Elles ont le mérite de nous parler de nous. C’est l’argument majeur relevé par Médiamétrie dans une étude récente sur le sujet : cette proximité avec le téléspectateur. Ça se passe près de chez nous, c’est le credo des polars de France 3 par exemple, on pense à la collection des Meurtres à… du samedi soir. Elles sont réalistes aussi, elles nous parlent de sujets de société, qui nous concernent tous. Là on pense encore à France 3, avec Plus belle la vie, par exemple.

Des préoccupations qui fonctionnent auprès du public et qui incitent les chaînes à investir massivement sur la création française. Forcément, ça se fait au détriment d’autres programmes et notamment au détriment des séries américaines. C'est un petit événement. Ces dernières années, les séries américaines tenaient encore le haut du pavé. Désormais, la tendance s’est inversée et elle risque bien de s’installer durablement dans le paysage audiovisuel.

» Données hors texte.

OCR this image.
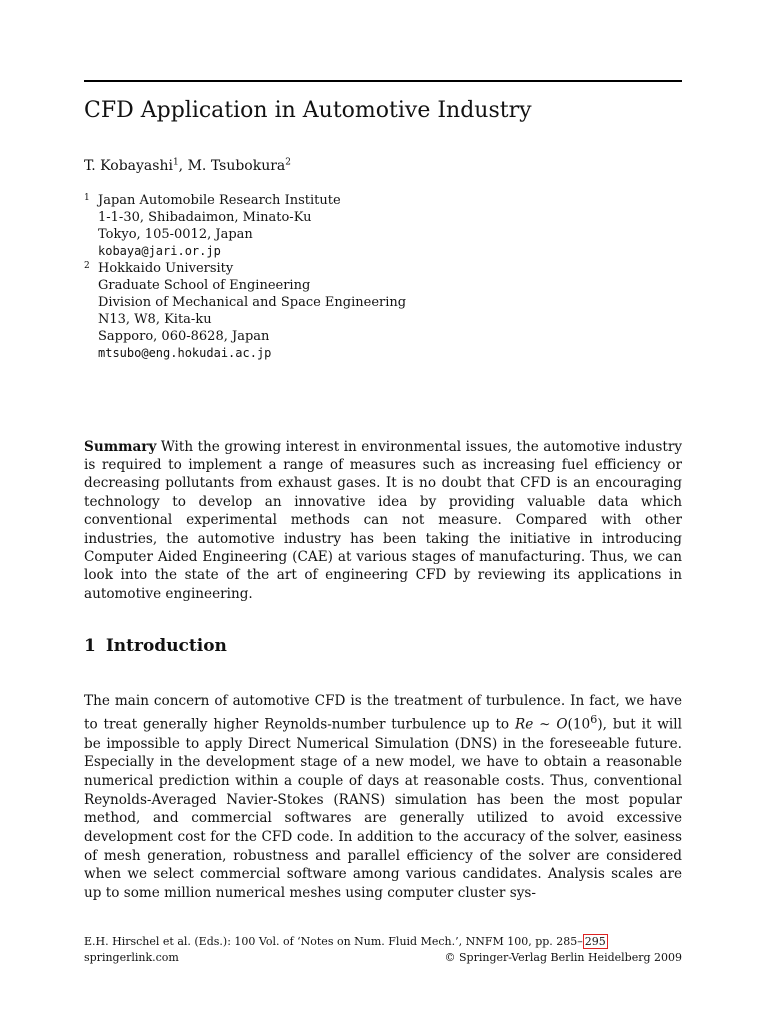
CFD Application in Automotive Industry
T. Kobayashi$^1$, M. Tsubokura$^2$
1 Japan Automobile Research Institute
1-1-30, Shibadaimon, Minato-Ku
Tokyo, 105-0012, Japan
kobaya@jari.or.jp
2 Hokkaido University
Graduate School of Engineering
Division of Mechanical and Space Engineering
N13, W8, Kita-ku
Sapporo, 060-8628, Japan
mtsubo@eng.hokudai.ac.jp

Summary With the growing interest in environmental issues, the automotive industry is required to implement a range of measures such as increasing fuel efficiency or decreasing pollutants from exhaust gases. It is no doubt that CFD is an encouraging technology to develop an innovative idea by providing valuable data which conventional experimental methods can not measure. Compared with other industries, the automotive industry has been taking the initiative in introducing Computer Aided Engineering (CAE) at various stages of manufacturing. Thus, we can look into the state of the art of engineering CFD by reviewing its applications in automotive engineering.

1 Introduction

The main concern of automotive CFD is the treatment of turbulence. In fact, we have to treat generally higher Reynolds-number turbulence up to Re ∼ $O(10^6)$, but it will be impossible to apply Direct Numerical Simulation (DNS) in the foreseeable future. Especially in the development stage of a new model, we have to obtain a reasonable numerical prediction within a couple of days at reasonable costs. Thus, conventional Reynolds-Averaged Navier-Stokes (RANS) simulation has been the most popular method, and commercial softwares are generally utilized to avoid excessive development cost for the CFD code. In addition to the accuracy of the solver, easiness of mesh generation, robustness and parallel efficiency of the solver are considered when we select commercial software among various candidates. Analysis scales are up to some million numerical meshes using computer cluster sys-

E.H. Hirschel et al. (Eds.): 100 Vol. of ‘Notes on Num. Fluid Mech.’, NNFM 100, pp. 285– 295
springerlink.com	© Springer-Verlag Berlin Heidelberg 2009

C’est notamment le souhait de M6, très satisfaite du lancement de sa série Glacé, en cours de diffusion. C’est aussi le cas de France Télévisions qui veut jouer un rôle majeur dans le secteur. Delphine Ernotte, la patronne de France Télé, l'a rappelé récemment. Elle a augmenté de 20 millions d’euros l’enveloppe dédiée à la création, confirmant aussi la mise à l’antenne d’un nouveau feuilleton quotidien sur France 2 en 2018.

Il semble qu’il y ait encore de l’appétit pour le genre, et de la place aussi. En 2016, la France a produit 700 heures de fiction. C’est encore loin des volumes de nos voisins allemands par exemple, qui produisent jusqu’à 2.000 heures de fiction chaque année. Ça laisse encore de la marge.